Getty Images/iStockphoto
Algorithm Harmonizes EHR Data into ‘Macrovisits’ for Clinical Research
Researchers said the algorithm is a foundational step in quantifying EHR data heterogeneity and harmonizing data for clinical research.
Encounters are a heterogeneous component of EHR data, limiting the full potential of leveraging real-world data for clinical research, according to a study published in JAMIA.
Researchers demonstrated the successful use of an algorithm, in addition to common data model (CDM) harmonization, to aggregate and classify EHR visits generated from varied, site-specific operational rules into “macrovisits.”

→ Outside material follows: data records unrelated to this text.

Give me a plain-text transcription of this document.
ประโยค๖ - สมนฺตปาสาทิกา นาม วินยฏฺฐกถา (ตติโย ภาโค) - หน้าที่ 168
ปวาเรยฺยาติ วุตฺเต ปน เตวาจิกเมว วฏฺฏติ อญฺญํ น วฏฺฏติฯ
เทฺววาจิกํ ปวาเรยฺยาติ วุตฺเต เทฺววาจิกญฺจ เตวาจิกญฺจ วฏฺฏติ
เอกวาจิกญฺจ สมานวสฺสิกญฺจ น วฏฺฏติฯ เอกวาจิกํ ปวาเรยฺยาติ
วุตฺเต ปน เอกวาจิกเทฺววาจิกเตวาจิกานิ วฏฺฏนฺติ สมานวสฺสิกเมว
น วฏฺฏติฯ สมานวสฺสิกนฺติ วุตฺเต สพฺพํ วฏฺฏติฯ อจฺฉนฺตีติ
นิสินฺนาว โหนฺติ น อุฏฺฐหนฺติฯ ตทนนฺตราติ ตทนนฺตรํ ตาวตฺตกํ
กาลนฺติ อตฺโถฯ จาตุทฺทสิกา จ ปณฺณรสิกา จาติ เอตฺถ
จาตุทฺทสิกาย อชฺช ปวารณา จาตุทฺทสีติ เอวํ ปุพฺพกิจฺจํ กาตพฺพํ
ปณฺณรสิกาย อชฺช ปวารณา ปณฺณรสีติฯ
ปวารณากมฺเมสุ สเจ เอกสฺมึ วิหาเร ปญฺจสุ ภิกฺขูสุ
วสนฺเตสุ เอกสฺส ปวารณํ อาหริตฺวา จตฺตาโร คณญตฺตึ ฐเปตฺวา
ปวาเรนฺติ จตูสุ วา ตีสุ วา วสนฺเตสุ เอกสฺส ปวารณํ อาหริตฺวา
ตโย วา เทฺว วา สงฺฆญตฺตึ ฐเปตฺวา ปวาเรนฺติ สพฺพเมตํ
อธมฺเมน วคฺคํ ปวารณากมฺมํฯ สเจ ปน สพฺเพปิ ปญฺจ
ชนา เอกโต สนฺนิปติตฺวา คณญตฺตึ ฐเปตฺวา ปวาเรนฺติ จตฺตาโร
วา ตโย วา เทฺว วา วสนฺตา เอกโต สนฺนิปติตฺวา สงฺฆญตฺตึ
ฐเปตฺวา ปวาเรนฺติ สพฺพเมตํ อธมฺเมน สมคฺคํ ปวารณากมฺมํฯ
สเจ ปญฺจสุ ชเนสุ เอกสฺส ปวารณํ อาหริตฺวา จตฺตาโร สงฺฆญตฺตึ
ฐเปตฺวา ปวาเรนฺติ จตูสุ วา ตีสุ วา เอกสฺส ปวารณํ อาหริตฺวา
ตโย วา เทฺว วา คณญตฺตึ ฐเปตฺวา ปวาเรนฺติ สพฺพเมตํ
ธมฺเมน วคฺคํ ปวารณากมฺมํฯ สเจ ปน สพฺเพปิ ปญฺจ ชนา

The study leveraged encounter data from 75 partner sites harmonized to a common data model (CDM) as part of the NIH Researching COVID to Enhance Recovery Initiative, a project of the National Covid Cohort Collaborative (N3C).
The study found that atomic inpatient encounters data were widely disparate between sites regarding length of stay (LOS) and the number of CDM measurements per encounter.
After aggregating encounters to macrovisits, LOS and measurement variance declined. A subsequent algorithm to identify hospitalized macrovisits reduced data variability further.
The authors emphasized that a “macrovisit” differs from pre-existing clinical service aggregation methods such as bundles and care episodes.
Care bundles usually refer to linking care services for the same medical situation over various periods to support bundled payment models.
The researchers said care episodes may be short and discrete, like care following minor trauma, or long such as the long-term range of services for chronic conditions.
“In contrast to bundles and episodes, macrovisits are intended for the much more focused purpose of linking encounters together to fully represent the services experienced during a discrete hospitalization, very similarly to the intrinsic linking of encounters inside many EHR systems for actions such as facility billing,” they explained.
While the rule-based algorithms used in the study lack the “apparent dynamism of a machine learning-based approach,” they are key steps in quantifying EHR data heterogeneity and creating solutions to harmonize data, the authors said.
They noted that there is speculation around the need for this type of work due to the perception that these issues will be resolved through harmonization pipelines of CDMs or new interoperability paradigms, such as HL7 FHIR.
“FHIR accounts for the possibility of aggregating encounters with the partOf element in the Encounter resource,” the authors wrote. “However, because partOf is not a required field in FHIR, it remains to be seen what proportion of FHIR-ready sites will choose to use this element and how much variation will be seen in its use.”
“Similarly, the experience of working across N3C, the largest harmonized CDM repository in the country, has demonstrated that the CDM harmonization mechanisms currently in place are not sufficient to harmonize encounter data,” they added.
The authors explained that assessing encounter heterogeneity and methods to aggregate encounters into larger hospitalizations is important because leveraging raw visit data misleads many analyses.
For instance, using raw inpatient visits to identify hospitalizations in N3C data led to an undercounting of severe cases of COVID-19.
While it may be tempting to attempt to solve this issue at the source (the EHR), the authors said combining visits into macrovisits post hoc instead allows for more definitional flexibility for projects and research questions with different needs.
“Using a post hoc method, the ‘raw’ transactional visits are always available in the source data instead of destroyed in a transformation that may be upstream and opaque to the end user,” they wrote. “This also leaves room for multiple shared macrovisit-like algorithms to serve different use cases, which, for example, may wish to preserve differences between inpatient stays and extended holds in the emergency department.”
They also suggested it would be worthwhile to consider CDM schema extensions to facilitate loading hospitalization and hospital facility data and groupings that already exist in EHR platforms, such as the “account” concept in the Epic EHR.
“While these concepts are unlikely complete solutions to the visit issues described and would likely have their own heterogeneity both within and between sites, they offer a significantly more evolved and refined mechanism for dealing with hospitalizations from the EHR,” the study authors said.